画像の回転



標準命令には画像の回転方法はありません。
hspext.dllやその他グラフィック系のDLLを使うことになると思います。
そこで今回はDLLを使わないで回転してみようと思います。
ただ標準命令では速度がやたら遅いので、速度が必要ならやはりDLLが必要になります。

回転には角度を用いるので、「円形座標を使う」の方法で作成するサインコサインテーブルを使用します。

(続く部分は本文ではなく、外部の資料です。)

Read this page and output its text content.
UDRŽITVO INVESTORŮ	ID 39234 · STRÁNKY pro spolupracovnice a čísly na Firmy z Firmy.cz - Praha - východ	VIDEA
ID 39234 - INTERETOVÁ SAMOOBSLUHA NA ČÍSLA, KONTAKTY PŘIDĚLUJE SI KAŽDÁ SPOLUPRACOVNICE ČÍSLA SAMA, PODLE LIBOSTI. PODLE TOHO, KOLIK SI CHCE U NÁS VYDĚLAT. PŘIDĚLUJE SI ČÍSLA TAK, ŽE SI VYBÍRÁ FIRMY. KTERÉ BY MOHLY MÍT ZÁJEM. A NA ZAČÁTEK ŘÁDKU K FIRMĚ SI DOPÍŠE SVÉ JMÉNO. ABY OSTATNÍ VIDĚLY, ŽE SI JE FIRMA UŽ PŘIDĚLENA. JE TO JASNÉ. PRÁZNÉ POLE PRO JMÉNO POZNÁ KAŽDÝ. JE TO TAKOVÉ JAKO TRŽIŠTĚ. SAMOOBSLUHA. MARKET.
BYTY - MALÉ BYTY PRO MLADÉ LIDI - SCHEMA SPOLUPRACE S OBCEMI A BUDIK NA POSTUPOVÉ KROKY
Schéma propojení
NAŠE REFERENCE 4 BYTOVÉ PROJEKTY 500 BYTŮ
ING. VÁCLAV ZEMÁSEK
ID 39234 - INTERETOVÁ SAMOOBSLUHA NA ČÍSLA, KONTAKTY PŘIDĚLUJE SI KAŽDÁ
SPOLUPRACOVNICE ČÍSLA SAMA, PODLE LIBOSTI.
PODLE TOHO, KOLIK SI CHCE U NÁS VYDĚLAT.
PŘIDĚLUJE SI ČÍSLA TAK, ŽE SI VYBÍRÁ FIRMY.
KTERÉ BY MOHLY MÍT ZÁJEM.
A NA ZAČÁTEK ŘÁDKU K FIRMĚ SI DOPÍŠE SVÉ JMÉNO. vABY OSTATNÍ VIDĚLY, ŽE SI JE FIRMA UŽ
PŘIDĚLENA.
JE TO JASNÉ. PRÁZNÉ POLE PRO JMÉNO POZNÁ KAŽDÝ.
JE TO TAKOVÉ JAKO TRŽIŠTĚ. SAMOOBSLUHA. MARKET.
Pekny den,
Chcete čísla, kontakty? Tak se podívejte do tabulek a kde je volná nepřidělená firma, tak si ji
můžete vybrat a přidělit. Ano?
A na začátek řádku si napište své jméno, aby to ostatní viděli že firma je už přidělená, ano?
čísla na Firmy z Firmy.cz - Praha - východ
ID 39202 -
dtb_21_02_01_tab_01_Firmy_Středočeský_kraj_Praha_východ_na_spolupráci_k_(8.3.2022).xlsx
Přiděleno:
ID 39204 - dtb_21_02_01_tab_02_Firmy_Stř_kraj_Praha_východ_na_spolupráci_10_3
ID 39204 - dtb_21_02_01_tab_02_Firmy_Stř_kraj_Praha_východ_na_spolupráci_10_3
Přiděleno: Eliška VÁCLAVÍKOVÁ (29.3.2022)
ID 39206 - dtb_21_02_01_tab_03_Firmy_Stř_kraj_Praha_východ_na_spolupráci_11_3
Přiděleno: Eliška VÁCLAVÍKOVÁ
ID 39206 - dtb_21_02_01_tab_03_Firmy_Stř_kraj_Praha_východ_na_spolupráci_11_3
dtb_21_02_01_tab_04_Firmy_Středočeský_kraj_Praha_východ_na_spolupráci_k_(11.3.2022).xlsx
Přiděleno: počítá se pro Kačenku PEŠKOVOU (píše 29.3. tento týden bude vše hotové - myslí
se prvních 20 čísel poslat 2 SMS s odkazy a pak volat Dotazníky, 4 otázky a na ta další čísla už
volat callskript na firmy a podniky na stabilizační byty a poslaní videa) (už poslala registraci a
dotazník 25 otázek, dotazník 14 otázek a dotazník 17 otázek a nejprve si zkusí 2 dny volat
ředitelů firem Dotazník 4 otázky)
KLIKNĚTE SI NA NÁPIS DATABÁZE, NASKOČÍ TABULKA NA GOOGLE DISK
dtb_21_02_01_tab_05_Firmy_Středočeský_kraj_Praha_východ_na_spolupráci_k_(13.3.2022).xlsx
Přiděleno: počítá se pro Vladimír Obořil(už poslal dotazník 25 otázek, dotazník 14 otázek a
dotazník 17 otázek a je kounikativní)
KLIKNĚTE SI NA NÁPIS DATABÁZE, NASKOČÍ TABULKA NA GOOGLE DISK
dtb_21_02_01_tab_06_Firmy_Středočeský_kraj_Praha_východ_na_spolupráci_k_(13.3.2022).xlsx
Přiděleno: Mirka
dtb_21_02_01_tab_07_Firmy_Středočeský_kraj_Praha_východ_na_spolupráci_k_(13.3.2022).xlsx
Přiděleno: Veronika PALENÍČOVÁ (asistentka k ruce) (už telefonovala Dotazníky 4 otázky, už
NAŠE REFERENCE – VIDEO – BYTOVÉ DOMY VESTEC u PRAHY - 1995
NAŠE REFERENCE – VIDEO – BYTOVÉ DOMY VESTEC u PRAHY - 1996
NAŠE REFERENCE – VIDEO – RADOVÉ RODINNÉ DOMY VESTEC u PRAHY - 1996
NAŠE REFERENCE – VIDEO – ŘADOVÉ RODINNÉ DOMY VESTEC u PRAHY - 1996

ここから説明する回転方法は「創作プログラミングの街」を参考にしてます。
(とても参考になります!!ソースさえ読めれば色々なスキルを習得できます!!)

ある点(x,y)から原点(0,0)を中心にθ度回転した座標(x',y')の式は、

x'=x cosθ-y sinθ
y'=x sinθ+y cosθ

だそうです。何故かは知りませんが。(笑
ただこれは通常数学で使うような角度の場合です。今回使用するサインコサインテーブルの形式はこれとは違います。
テーブルの形式にあわせると、

x'=-x sinθ-y cosθ
y'=x cosθ-y sinθ

となります。(この式を出すのが大変だった…)
この公式で画像を回転させようとして、普通に一点一点を移動させると、完全な形で描画されず、いくつかの穴が開いてしまいます。
サインコサインの精度が低いためでもありますが、かなり精度が高くなければ完全な形では移動できません。
ではどうするかというと、「この点をどこに移動するか」ではなく、「この点はどこから移動されてきたのか」を調べることにより、穴はなくなります。 (「創作プログラミングの街」そのまんま)
以上を踏まえて完成したモジュールが以下のソースです。

	r=10000	;円形の半径(精度)
	dim px,r*2+1	;座標格納用配列(なぜかこれでジャスト)
	fy=r
	repeat r+1
		x=cnt
		y2=r*r-(x*x)	;三平方の定理
		i=y2 : s=i
		repeat	;平方根計算ループ
			if i=0 : y=0 : break
			e=s : s=i/s+s>>1
			if s>=e : y=s : break
		loop
		repeat fy-y+1
			px.count=x
			count++	;格納座標の個数のカウント
		loop
		fy=y
	loop
	dim sin,360
	dim cos,360
	repeat 90,1	;cos.0は0でいいのでとばす
		c=count*cnt/90-1
		cos.cnt=px.c*10000/r	;第一象限コサイン
	loop
	repeat 90
		c=90-cnt
		sin.cnt=-cos.c	;第一象限サイン
	loop
	repeat 90,90
		c=cnt-90
		sin.cnt=cos.c	;第四象限サイン
		cos.cnt=-sin.c	;第四象限コサイン
	loop
	repeat 180,180
		c=cnt-180
		sin.cnt=-sin.c	;第二、第三象限サイン
		cos.cnt=-cos.c	;第二、第三象限コサイン
	loop

#module

#deffunc gspin int,int,int,int,int,int
	mref wid,0	;ウィンドウID
	mref centx,1	;回転の中心座標x
	mref centy,2	;回転の中心座標y
	mref sizex,3	;回転する画像の幅
	mref sizey,4	;回転する画像の高さ
	mref ang,5	;回転する角度

	angle=360-ang\360	;移動元なので逆
	begx=csrx : begy=csry
	repeat sizey
		cnt2=cnt
		repeat sizex
			cx=-(-sizex/2+cnt*sin@.angle)-(-sizey/2+cnt2*cos@.angle)/10000+centx
			cy=-sizex/2+cnt*cos@.angle-(-sizey/2+cnt2*sin@.angle)/10000+centy
			pos begx+cnt,begy+cnt2 : gcopy wid,cx,cy,1,1
		loop
	loop
return

#global

	dialog "bmp;*.jpg",16,"画像ファイル"
	if stat=0 : end

	buffer 2
	picload refstr
	picx=winx : picy=winy

	screen 0,picx,picy
	pos 0,0 : gspin 2,picx/2,picy/2,picx,picy,30	;30度回転
	stop

起動時に画像ファイルを選び、その画像を30度回転させて表示します。
計算式部分がやたら複雑ですが、公式と比べてみればわかると思います。